Ecco, quel video mi è tornato in mente ieri sera mentre terzogenita mi mostrava raggiante il suo ultimo libro, “Un libro” di Hervé Tullet, comprato da terzogenita con la madre.
“Un libro” è la risposta più urbana a quel video virale del povero bambino lasciato troppo tempo davanti al tablet. In pratica nel libro ad un certo punto ci sono tre pallini gialli. Sotto, una scritta invita a strofinare il primo pallino a sinistra. Terzogenita lo strofina e gira pagina e il pallino è diventato rosso. Allora si invita a strofinare quello a destra. Terzogenita lo strofina e gira pagina e il pallino è diventato blu.
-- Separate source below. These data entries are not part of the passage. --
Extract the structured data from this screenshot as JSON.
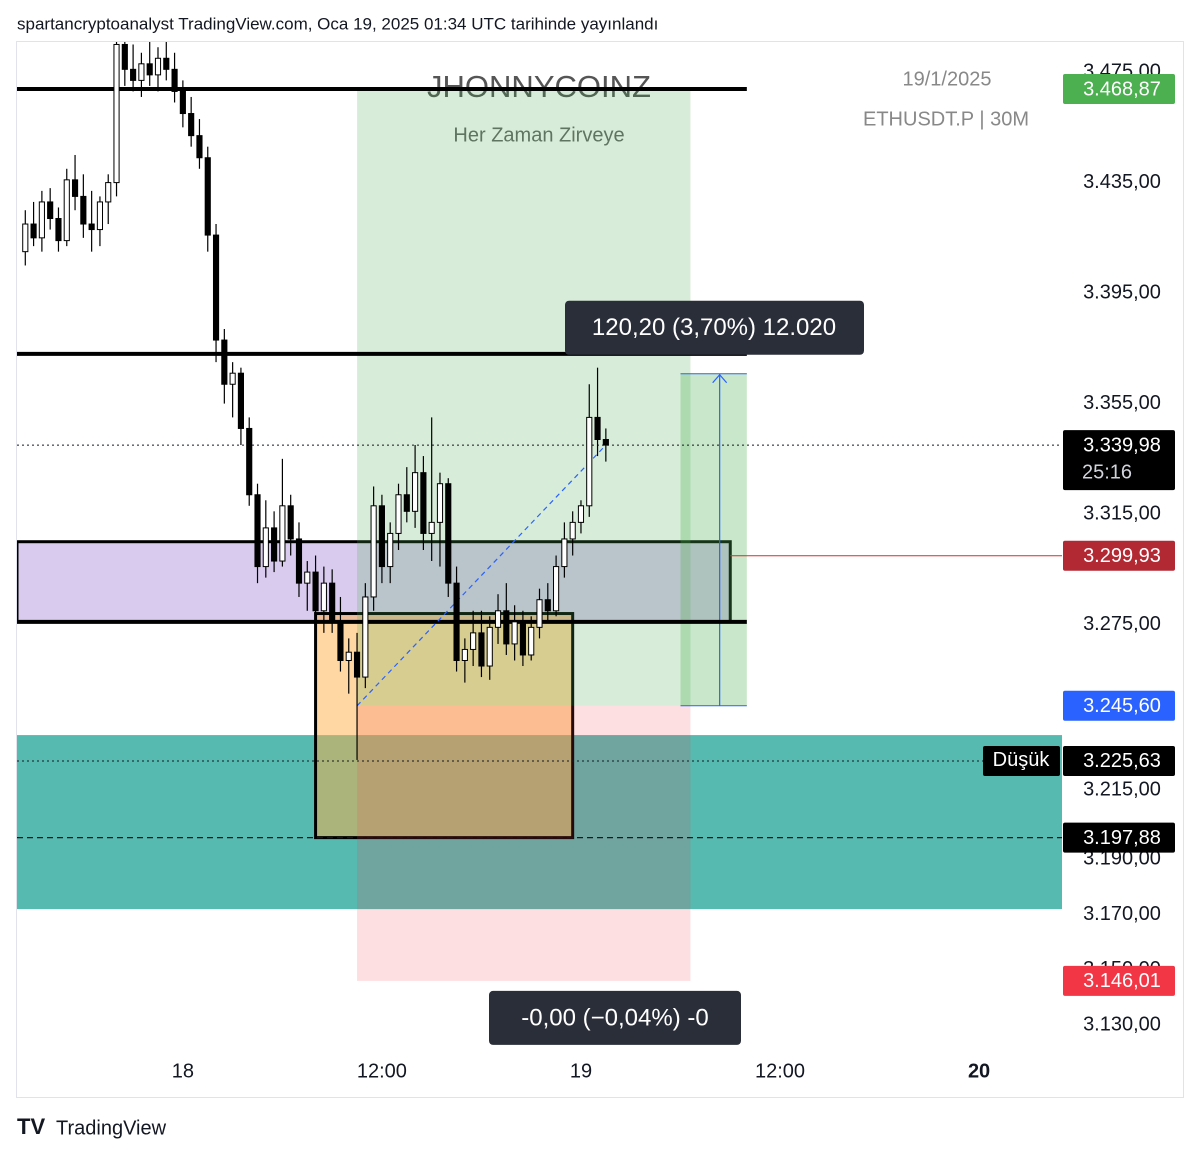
{
  "header": {
    "source": "spartancryptoanalyst TradingView.com, Oca 19, 2025 01:34 UTC tarihinde yayınlandı"
  },
  "footer": {
    "brand": "TradingView"
  },
  "chart_data": {
    "type": "candlestick",
    "title": "JHONNYCOINZ",
    "subtitle": "Her Zaman Zirveye",
    "date": "19/1/2025",
    "symbol": "ETHUSDT.P | 30M",
    "up_color": "#ffffff",
    "down_color": "#000000",
    "wick_color": "#000000",
    "x": [
      1,
      2,
      3,
      4,
      5,
      6,
      7,
      8,
      9,
      10,
      11,
      12,
      13,
      14,
      15,
      16,
      17,
      18,
      19,
      20,
      21,
      22,
      23,
      24,
      25,
      26,
      27,
      28,
      29,
      30,
      31,
      32,
      33,
      34,
      35,
      36,
      37,
      38,
      39,
      40,
      41,
      42,
      43,
      44,
      45,
      46,
      47,
      48,
      49,
      50,
      51,
      52,
      53,
      54,
      55,
      56,
      57,
      58,
      59,
      60,
      61,
      62,
      63,
      64,
      65,
      66,
      67,
      68,
      69,
      70,
      71
    ],
    "open": [
      3410,
      3420,
      3415,
      3428,
      3422,
      3414,
      3436,
      3430,
      3420,
      3418,
      3428,
      3435,
      3485,
      3476,
      3472,
      3478,
      3474,
      3480,
      3476,
      3468,
      3460,
      3452,
      3444,
      3416,
      3378,
      3362,
      3366,
      3346,
      3322,
      3296,
      3310,
      3298,
      3318,
      3306,
      3290,
      3294,
      3280,
      3290,
      3276,
      3262,
      3265,
      3256,
      3285,
      3318,
      3296,
      3308,
      3322,
      3316,
      3330,
      3308,
      3312,
      3326,
      3290,
      3262,
      3266,
      3272,
      3260,
      3274,
      3280,
      3268,
      3276,
      3264,
      3274,
      3284,
      3280,
      3296,
      3306,
      3312,
      3318,
      3350,
      3342
    ],
    "high": [
      3425,
      3428,
      3432,
      3433,
      3426,
      3440,
      3445,
      3438,
      3432,
      3430,
      3438,
      3490,
      3492,
      3485,
      3482,
      3486,
      3484,
      3490,
      3482,
      3472,
      3466,
      3458,
      3448,
      3420,
      3382,
      3370,
      3368,
      3350,
      3326,
      3320,
      3316,
      3335,
      3322,
      3312,
      3298,
      3300,
      3296,
      3295,
      3285,
      3270,
      3272,
      3290,
      3325,
      3322,
      3312,
      3326,
      3332,
      3340,
      3336,
      3350,
      3330,
      3328,
      3296,
      3270,
      3280,
      3280,
      3278,
      3286,
      3290,
      3282,
      3280,
      3278,
      3288,
      3290,
      3300,
      3312,
      3316,
      3320,
      3362,
      3368,
      3346
    ],
    "low": [
      3405,
      3412,
      3410,
      3418,
      3410,
      3412,
      3425,
      3415,
      3410,
      3412,
      3420,
      3430,
      3470,
      3468,
      3466,
      3470,
      3468,
      3472,
      3464,
      3455,
      3448,
      3440,
      3410,
      3370,
      3355,
      3350,
      3340,
      3318,
      3290,
      3292,
      3294,
      3296,
      3300,
      3285,
      3280,
      3276,
      3272,
      3272,
      3258,
      3250,
      3226,
      3252,
      3280,
      3290,
      3290,
      3302,
      3312,
      3310,
      3302,
      3298,
      3296,
      3285,
      3258,
      3254,
      3260,
      3256,
      3255,
      3268,
      3264,
      3262,
      3260,
      3262,
      3270,
      3276,
      3278,
      3292,
      3300,
      3308,
      3314,
      3336,
      3334
    ],
    "close": [
      3420,
      3415,
      3428,
      3422,
      3414,
      3436,
      3430,
      3420,
      3418,
      3428,
      3435,
      3485,
      3476,
      3472,
      3478,
      3474,
      3480,
      3476,
      3468,
      3460,
      3452,
      3444,
      3416,
      3378,
      3362,
      3366,
      3346,
      3322,
      3296,
      3310,
      3298,
      3318,
      3306,
      3290,
      3294,
      3280,
      3290,
      3276,
      3262,
      3265,
      3256,
      3285,
      3318,
      3296,
      3308,
      3322,
      3316,
      3330,
      3308,
      3312,
      3326,
      3290,
      3262,
      3266,
      3272,
      3260,
      3274,
      3280,
      3268,
      3276,
      3264,
      3274,
      3284,
      3280,
      3296,
      3306,
      3312,
      3318,
      3350,
      3342,
      3339.98
    ],
    "xlim": [
      0,
      126
    ],
    "xticks": [
      {
        "value": 20,
        "label": "18"
      },
      {
        "value": 44,
        "label": "12:00"
      },
      {
        "value": 68,
        "label": "19"
      },
      {
        "value": 92,
        "label": "12:00"
      },
      {
        "value": 116,
        "label": "20"
      }
    ],
    "ylim": [
      3121,
      3483
    ],
    "yticks": [
      {
        "value": 3475,
        "label": "3.475,00"
      },
      {
        "value": 3435,
        "label": "3.435,00"
      },
      {
        "value": 3395,
        "label": "3.395,00"
      },
      {
        "value": 3355,
        "label": "3.355,00"
      },
      {
        "value": 3315,
        "label": "3.315,00"
      },
      {
        "value": 3275,
        "label": "3.275,00"
      },
      {
        "value": 3215,
        "label": "3.215,00"
      },
      {
        "value": 3190,
        "label": "3.190,00"
      },
      {
        "value": 3170,
        "label": "3.170,00"
      },
      {
        "value": 3150,
        "label": "3.150,00"
      },
      {
        "value": 3130,
        "label": "3.130,00"
      }
    ],
    "grid": false,
    "zones": [
      {
        "low": 3172,
        "high": 3235,
        "x0": 0,
        "x1": 126,
        "color": "rgba(38,166,154,0.78)",
        "border": "none"
      },
      {
        "low": 3276,
        "high": 3305,
        "x0": 0,
        "x1": 86,
        "color": "rgba(186,160,224,0.55)",
        "border": "#000000"
      },
      {
        "low": 3197.88,
        "high": 3279,
        "x0": 36,
        "x1": 67,
        "color": "rgba(255,176,70,0.5)",
        "border": "#000000"
      }
    ],
    "position": {
      "entry": 3245.6,
      "target": 3468.87,
      "stop": 3146.01,
      "x0": 41,
      "x1": 81.2,
      "profit_color": "rgba(76,175,80,0.22)",
      "loss_color": "rgba(242,54,69,0.16)",
      "label": "-0,00 (−0,04%) -0"
    },
    "measure": {
      "from": 3245.6,
      "to": 3365.8,
      "x0": 80,
      "x1": 88,
      "color": "rgba(76,175,80,0.3)",
      "arrow_color": "#2962ff",
      "label": "120,20 (3,70%) 12.020"
    },
    "lines": [
      {
        "value": 3468.87,
        "x0": 0,
        "x1": 88,
        "color": "#000000",
        "width": 4,
        "style": "solid"
      },
      {
        "value": 3373,
        "x0": 0,
        "x1": 88,
        "color": "#000000",
        "width": 4,
        "style": "solid"
      },
      {
        "value": 3276,
        "x0": 0,
        "x1": 88,
        "color": "#000000",
        "width": 4,
        "style": "solid"
      },
      {
        "value": 3299.93,
        "x0": 86,
        "x1": 126,
        "color": "#d32f2f",
        "width": 1,
        "style": "solid"
      },
      {
        "value": 3339.98,
        "x0": 0,
        "x1": 126,
        "color": "#131722",
        "width": 1,
        "style": "dotted"
      },
      {
        "value": 3225.63,
        "x0": 0,
        "x1": 126,
        "color": "#131722",
        "width": 1,
        "style": "dotted"
      },
      {
        "value": 3197.88,
        "x0": 0,
        "x1": 126,
        "color": "#131722",
        "width": 1.2,
        "style": "dashed"
      }
    ],
    "price_labels": [
      {
        "value": 3468.87,
        "label": "3.468,87",
        "color": "#4caf50"
      },
      {
        "value": 3339.98,
        "label": "3.339,98",
        "color": "#000000",
        "countdown": "25:16"
      },
      {
        "value": 3299.93,
        "label": "3.299,93",
        "color": "#b22833"
      },
      {
        "value": 3245.6,
        "label": "3.245,60",
        "color": "#2962ff"
      },
      {
        "value": 3225.63,
        "label": "3.225,63",
        "color": "#000000",
        "tag": "Düşük"
      },
      {
        "value": 3197.88,
        "label": "3.197,88",
        "color": "#000000"
      },
      {
        "value": 3146.01,
        "label": "3.146,01",
        "color": "#f23645"
      }
    ]
  }
}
Allora il libro invita a “tappare” cinque volte il pallino giallo rimasto. Terzogenita lo “tappa” cinque volte e gira pagina e il pallino giallo si è moltiplicato. E così via.
Bisogna scuotere il libro, inclinarlo, soffiarci sopra e – ci credereste? – i pallini colorati agiscono di conseguenza.
Mentre terzogenita lo “leggeva” io alle sue spalle recitavo le indicazioni e ridevo, splendido, pensavo, ecco la dimostrazione che quella cosa nascosta, quella che Barrie chiamerebbe il bacio nascosto all’angolo della bocca, quella cosa invisibile è in tutte le cose che riescono a catturarla: carta, inchiostro, codice, carne.